British lawmakers have written to Foreign Secretary William Hague asking whether a businessman who died in suspicious circumstances in China provided intelligence to the U.K. government, officials said Friday.

Lawmaker Richard Ottaway asked in a letter on behalf of the Foreign Affairs Select Committee whether Neil Heywood supplied "the British Consulate or Embassy with information, either on a formal or informal basis."

The Foreign Office said Friday that Heywood was not a British government employee. It added it will not comment on intelligence matters, but said Hague will reply to the lawmakers' letter in the next few days.

Heywood's body was found Nov. 15 at a mountaintop hotel in the southwestern city of Chongqing. He had close ties to Bo Xilai, a political high-flier whose career has been derailed by the death. Authorities in China initially had said Heywood died from either excess drinking or a heart attack.
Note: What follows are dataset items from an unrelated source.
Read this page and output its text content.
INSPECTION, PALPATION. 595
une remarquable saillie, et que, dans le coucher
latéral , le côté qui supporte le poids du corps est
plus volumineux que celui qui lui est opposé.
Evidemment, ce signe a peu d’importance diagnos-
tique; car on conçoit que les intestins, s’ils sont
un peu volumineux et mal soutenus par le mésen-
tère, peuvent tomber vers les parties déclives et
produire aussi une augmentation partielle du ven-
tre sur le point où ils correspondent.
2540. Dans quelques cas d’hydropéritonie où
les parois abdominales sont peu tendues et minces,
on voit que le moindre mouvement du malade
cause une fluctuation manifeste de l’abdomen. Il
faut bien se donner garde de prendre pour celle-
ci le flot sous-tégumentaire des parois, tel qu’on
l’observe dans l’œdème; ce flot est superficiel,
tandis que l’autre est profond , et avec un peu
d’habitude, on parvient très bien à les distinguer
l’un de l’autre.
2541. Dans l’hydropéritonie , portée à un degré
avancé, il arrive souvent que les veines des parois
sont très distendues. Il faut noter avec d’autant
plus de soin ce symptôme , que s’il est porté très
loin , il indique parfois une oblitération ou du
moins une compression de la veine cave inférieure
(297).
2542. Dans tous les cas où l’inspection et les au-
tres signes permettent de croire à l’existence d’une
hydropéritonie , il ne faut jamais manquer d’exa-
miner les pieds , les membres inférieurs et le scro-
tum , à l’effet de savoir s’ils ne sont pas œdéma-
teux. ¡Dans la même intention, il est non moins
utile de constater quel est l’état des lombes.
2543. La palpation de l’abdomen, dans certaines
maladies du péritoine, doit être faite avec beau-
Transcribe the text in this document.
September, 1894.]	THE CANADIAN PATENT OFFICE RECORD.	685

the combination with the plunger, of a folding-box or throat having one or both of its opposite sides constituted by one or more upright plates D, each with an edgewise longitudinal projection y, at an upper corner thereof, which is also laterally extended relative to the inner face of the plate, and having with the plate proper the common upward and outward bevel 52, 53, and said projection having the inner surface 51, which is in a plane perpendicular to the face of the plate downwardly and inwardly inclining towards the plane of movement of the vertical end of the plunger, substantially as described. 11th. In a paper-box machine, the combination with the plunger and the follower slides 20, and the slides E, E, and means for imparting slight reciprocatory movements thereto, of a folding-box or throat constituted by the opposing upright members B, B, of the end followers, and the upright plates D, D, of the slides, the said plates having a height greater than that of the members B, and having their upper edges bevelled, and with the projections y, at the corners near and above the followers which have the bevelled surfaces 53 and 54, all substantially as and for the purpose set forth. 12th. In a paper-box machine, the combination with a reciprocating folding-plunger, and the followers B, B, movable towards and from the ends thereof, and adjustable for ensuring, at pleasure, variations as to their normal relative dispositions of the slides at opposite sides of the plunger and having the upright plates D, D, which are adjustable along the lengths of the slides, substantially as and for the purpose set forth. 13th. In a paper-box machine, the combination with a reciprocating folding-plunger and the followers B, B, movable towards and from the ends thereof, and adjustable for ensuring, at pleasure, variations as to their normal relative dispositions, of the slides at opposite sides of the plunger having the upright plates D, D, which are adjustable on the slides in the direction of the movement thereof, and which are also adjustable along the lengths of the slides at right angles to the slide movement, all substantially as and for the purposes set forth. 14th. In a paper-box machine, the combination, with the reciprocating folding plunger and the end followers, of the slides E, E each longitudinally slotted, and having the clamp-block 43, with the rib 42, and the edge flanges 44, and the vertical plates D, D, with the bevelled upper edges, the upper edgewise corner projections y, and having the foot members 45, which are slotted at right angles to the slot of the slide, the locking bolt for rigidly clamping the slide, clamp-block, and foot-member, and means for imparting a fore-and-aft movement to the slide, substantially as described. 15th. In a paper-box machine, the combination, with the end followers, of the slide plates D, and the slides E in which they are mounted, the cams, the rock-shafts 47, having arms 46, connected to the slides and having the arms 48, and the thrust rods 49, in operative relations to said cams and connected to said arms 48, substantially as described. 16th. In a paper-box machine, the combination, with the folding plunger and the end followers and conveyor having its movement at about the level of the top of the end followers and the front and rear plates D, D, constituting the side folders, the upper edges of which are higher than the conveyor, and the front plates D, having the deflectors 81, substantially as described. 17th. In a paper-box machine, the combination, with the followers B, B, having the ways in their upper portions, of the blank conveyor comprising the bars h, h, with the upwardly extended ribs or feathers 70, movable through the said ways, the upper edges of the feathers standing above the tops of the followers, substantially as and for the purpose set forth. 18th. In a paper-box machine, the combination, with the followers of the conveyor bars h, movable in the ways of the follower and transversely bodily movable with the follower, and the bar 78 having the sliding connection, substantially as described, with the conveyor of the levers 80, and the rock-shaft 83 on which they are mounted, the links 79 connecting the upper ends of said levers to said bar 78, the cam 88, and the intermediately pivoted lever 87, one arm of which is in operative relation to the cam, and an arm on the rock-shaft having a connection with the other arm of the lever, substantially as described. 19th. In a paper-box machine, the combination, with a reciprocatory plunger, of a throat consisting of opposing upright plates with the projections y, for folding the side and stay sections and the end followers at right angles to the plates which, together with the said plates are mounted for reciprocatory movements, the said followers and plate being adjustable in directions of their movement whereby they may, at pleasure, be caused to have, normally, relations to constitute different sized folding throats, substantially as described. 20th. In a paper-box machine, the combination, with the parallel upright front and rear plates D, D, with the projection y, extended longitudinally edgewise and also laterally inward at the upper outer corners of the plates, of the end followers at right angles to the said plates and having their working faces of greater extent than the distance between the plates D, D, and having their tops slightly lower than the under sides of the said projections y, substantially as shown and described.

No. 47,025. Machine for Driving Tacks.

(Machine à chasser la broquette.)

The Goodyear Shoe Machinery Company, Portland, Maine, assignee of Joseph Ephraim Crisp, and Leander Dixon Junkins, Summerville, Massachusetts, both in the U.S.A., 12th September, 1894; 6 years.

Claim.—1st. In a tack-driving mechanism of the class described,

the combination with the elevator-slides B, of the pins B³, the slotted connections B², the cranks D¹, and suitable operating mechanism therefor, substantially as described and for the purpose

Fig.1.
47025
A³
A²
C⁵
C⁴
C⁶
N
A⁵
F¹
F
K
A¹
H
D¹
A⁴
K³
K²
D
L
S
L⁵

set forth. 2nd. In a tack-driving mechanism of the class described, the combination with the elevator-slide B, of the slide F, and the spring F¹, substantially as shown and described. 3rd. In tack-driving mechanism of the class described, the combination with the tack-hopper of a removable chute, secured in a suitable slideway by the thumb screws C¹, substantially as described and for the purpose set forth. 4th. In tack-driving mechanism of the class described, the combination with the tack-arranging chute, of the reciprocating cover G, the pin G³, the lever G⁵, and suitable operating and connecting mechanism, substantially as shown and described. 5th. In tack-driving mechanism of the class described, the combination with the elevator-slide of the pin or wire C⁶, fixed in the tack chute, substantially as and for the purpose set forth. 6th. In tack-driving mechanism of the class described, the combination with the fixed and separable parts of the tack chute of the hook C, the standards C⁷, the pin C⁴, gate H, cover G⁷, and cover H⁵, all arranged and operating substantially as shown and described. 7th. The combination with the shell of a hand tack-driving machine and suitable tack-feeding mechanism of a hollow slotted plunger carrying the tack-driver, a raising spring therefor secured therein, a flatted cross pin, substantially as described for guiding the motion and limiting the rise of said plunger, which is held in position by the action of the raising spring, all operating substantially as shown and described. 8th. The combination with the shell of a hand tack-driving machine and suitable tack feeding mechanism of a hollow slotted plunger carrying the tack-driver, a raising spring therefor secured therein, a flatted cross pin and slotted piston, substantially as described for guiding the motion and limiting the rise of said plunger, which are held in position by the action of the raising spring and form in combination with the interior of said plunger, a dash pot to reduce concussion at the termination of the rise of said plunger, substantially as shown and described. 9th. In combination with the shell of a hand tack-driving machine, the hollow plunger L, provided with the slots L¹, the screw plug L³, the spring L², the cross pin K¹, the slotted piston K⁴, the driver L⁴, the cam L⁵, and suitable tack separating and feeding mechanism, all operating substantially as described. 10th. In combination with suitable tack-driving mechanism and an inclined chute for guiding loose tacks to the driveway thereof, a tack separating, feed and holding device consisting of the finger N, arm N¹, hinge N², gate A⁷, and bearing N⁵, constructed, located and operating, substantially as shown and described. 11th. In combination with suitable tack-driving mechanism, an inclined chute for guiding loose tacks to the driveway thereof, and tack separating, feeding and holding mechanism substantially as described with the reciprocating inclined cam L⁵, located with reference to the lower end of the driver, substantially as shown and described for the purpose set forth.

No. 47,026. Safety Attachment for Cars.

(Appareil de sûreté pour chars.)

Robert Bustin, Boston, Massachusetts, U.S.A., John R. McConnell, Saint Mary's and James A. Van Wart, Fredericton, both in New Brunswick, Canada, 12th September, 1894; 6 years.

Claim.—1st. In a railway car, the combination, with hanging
His body was cremated without an autopsy.

Bo was removed as Chongqing's Party Secretary on March 15 and has been suspended as a Politburo member amid questions over whether he tried to abuse his power to quash an investigation into his wife and a household employee over the Briton's death.

Chinese authorities have named Bo's wife, Gu Kailai, as a suspect in Heywood's murder amid a new inquiry into his killing.

From mid-January British diplomats had also become aware of "rumors within the British expatriate community in China that there may have been suspicious circumstances," casting doubt on the original findings over the death.

Ottaway also asked Hague in their letter why Foreign Office staff did not inform ministers about the rumors as soon as they heard about them.